A and B both the have some pencils. If A gives 10 pencils to B, then B will have twice as many as A. And if B gives 10 pencils to A, then they will have the same number of pencils. How many pencils does each have ?

Sol:

Let the numberof pencils with A = x
and the number of pencils with B = y.

If A gives 10 pencils to B,
y + 10 = 2( x - 10 )
2x - y = 30                                    ...(1)

If B gives to pencils to A
y - 10 = x + 10 
x - y = - 20                                   ...(2)

Subtracting equation (1) and (2),
     x  -  y = - 20 
-   2x - y = 30    
     - x = - 50
        x = 50

From (1)
2(50) - y = 30
y = 70
Thus, A has 50 pencils and B has 70 pencils.

Question 8

1250 persons went to sea a circus-show. Each adult paid Rs. 75 and each child paid Rs. 25 for the admission ticket. Find the number of adults and number of children, if the total collection from them amounts to Rs. 61,250.

Sol:

Let the number of adults = x
and the number of children = y

According to the question,
x + y = 1250                                ...(1)
75x + 25y = 61250                      ...(2)

Subtracting equation (2) from (1)
       3x + y = 2450
-       x + y = 1250  
     -     -        -        
       2x = 1200
         x = 600

From (1)
600 + y = 1250
y = 650
Thus, number of adults = 600 and the number of children = 650.

Question 9

Two articles A and B are sold for Rs. 1,167 making 5% profit on A and 7% profiton A and 7% profit on B. IF the two articles are sold for Rs. 1,165, a profit of 7% is made on A and a profit of 5% is made on B. Find the cost prices of each article.

Sol:

Let the cost price of article A = Rs. x
and the cost price of articles B = Rs. y

According to the question,
( x + 5% of x ) +( y + 7% of y ) = 1167

${\displaystyle [x+\frac{5}{100}x]+[y+\frac{7}{100}y]=1167}$

${\displaystyle \frac{21x}{20}+\frac{107y}{100}=1167}$

105x + 107y = 116700                     ...(1)
and,
`[107x]/100 + [105y]/100 = 1165
107x + 105y = 116,500                ...(2)

Adding (1) and (2)
    105x + 107y = 116700
+  107x + 105y = 116500  
     212x + 212y = 233200
Dividing by 212,
x + y = 1100                               ...(3)

subtracting (2) from (1)
    105x + 107y = 116700 
-   107x + 105y = 116500  
     -        -            -             
    - 2x + 2y = 200
Dividing by 2,
- x + y = 100                              ...(4)

Adding equation (4) and (3)
       - x + y = 100
   +    x + y = 1100  
              2y = 1200
                y = 600

from (3)
x +600 = 1100
x = 500
Thus, cost price of article A is Rs. 500 and that of article B is Rs. 600.

Question 10

Pooja and Ritu can do a piece of work in ${\displaystyle 17\frac{1}{7}}$ days.

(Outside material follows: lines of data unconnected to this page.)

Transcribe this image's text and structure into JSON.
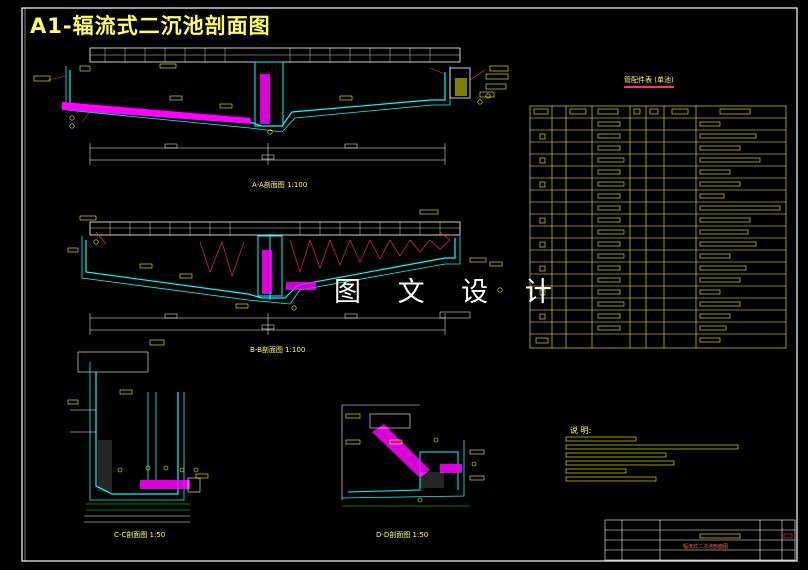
{
  "drawing": {
    "title": "A1-辐流式二沉池剖面图",
    "watermark": "图 文 设 计"
  },
  "sections": [
    {
      "id": "a",
      "label": "A-A剖面图 1:100"
    },
    {
      "id": "b",
      "label": "B-B剖面图 1:100"
    },
    {
      "id": "c",
      "label": "C-C剖面图 1:50"
    },
    {
      "id": "d",
      "label": "D-D剖面图 1:50"
    }
  ],
  "material_table": {
    "title": "管配件表 (单池)",
    "rows": 20,
    "columns": 8
  },
  "notes": {
    "title": "说 明:"
  },
  "title_block": {
    "drawing_name": "辐流式二沉池剖面图"
  },
  "colors": {
    "background": "#000000",
    "frame": "#ffffff",
    "annotation": "#ffff00",
    "pipe": "#ff00ff",
    "structure": "#00ffff",
    "dimension": "#ffffff",
    "leader": "#ff3333",
    "ground": "#00ff00"
  }
}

If one day work of Pooja be three fourth of one day work of Ritu’ find in how many days each will do the work alone.

Sol:

Let Pooja’s 1 day work = ${\displaystyle \frac{1}{x}}$

and Ritu's 1 day work = ${\displaystyle \frac{1}{y}}$
According the question,
${\displaystyle \frac{1}{x}+\frac{1}{y}=\frac{7}{120}}$                   ....(1)
and
${\displaystyle \frac{1}{x}=\frac{3}{4}.\frac{1}{y}}$

${\displaystyle y=\frac{3}{4}x}$                                ....(2)

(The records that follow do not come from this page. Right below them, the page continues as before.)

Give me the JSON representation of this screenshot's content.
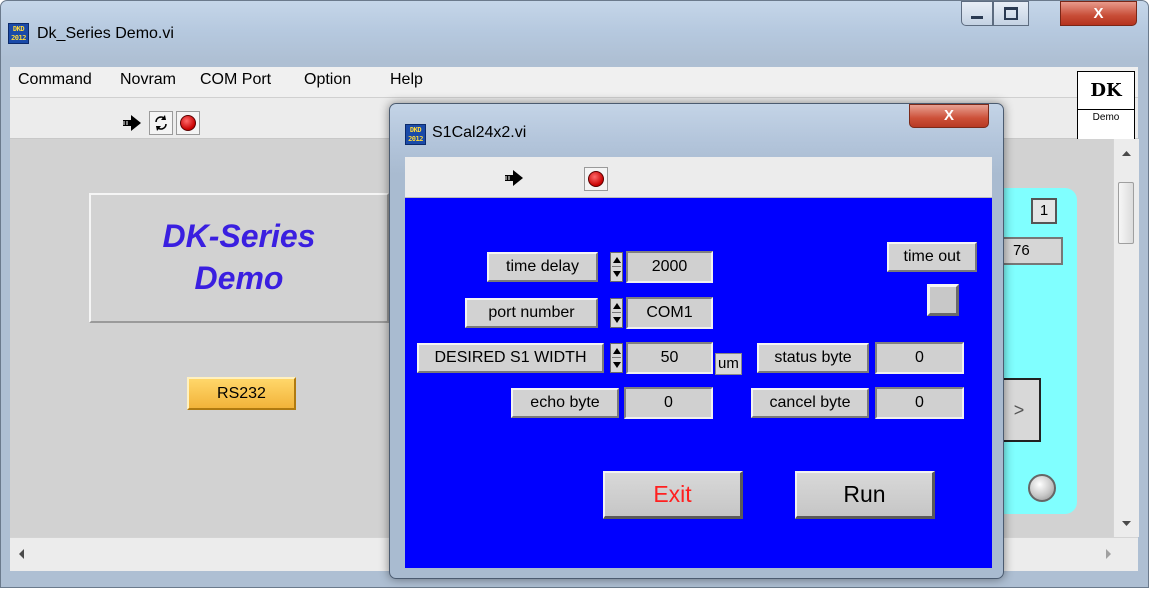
{
  "main_window": {
    "title": "Dk_Series Demo.vi",
    "controls": {
      "minimize": "▁",
      "maximize": "□",
      "close": "X"
    }
  },
  "menu": [
    "Command",
    "Novram",
    "COM Port",
    "Option",
    "Help"
  ],
  "logo": {
    "top": "DK",
    "bottom": "Demo"
  },
  "front_panel": {
    "title": "DK-Series\nDemo",
    "rs232_button": "RS232",
    "indicator_number": "1",
    "indicator_value": "76",
    "arrow_button": ">"
  },
  "dialog": {
    "title": "S1Cal24x2.vi",
    "close": "X",
    "time_delay_label": "time delay",
    "time_delay_value": "2000",
    "port_number_label": "port number",
    "port_number_value": "COM1",
    "desired_width_label": "DESIRED S1 WIDTH",
    "desired_width_value": "50",
    "desired_width_unit": "um",
    "echo_byte_label": "echo  byte",
    "echo_byte_value": "0",
    "time_out_label": "time out",
    "status_byte_label": "status byte",
    "status_byte_value": "0",
    "cancel_byte_label": "cancel byte",
    "cancel_byte_value": "0",
    "exit_label": "Exit",
    "run_label": "Run"
  },
  "colors": {
    "dialog_background": "#0000ff",
    "exit_text": "#ff2020",
    "title_text": "#3a1fe0",
    "rs232_button": "#f2b33a",
    "indicator_panel": "#80ffff"
  },
  "icons": [
    "labview-vi-icon",
    "run-arrow-icon",
    "run-continuous-icon",
    "stop-icon"
  ]
}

Using the value of y from (2) in (1)
${\displaystyle \frac{1}{x}+\frac{4}{3x}=\frac{7}{120}}$

${\displaystyle \frac{1}{x}\left(\frac{7}{3}\right)=\frac{7}{120}}$
x = 40

From (2)
${\displaystyle y=\frac{3}{4}\left(40\right)}$
y = 30

Pooja will complete the work in 40 days and Ritu will complete the work in 30 days.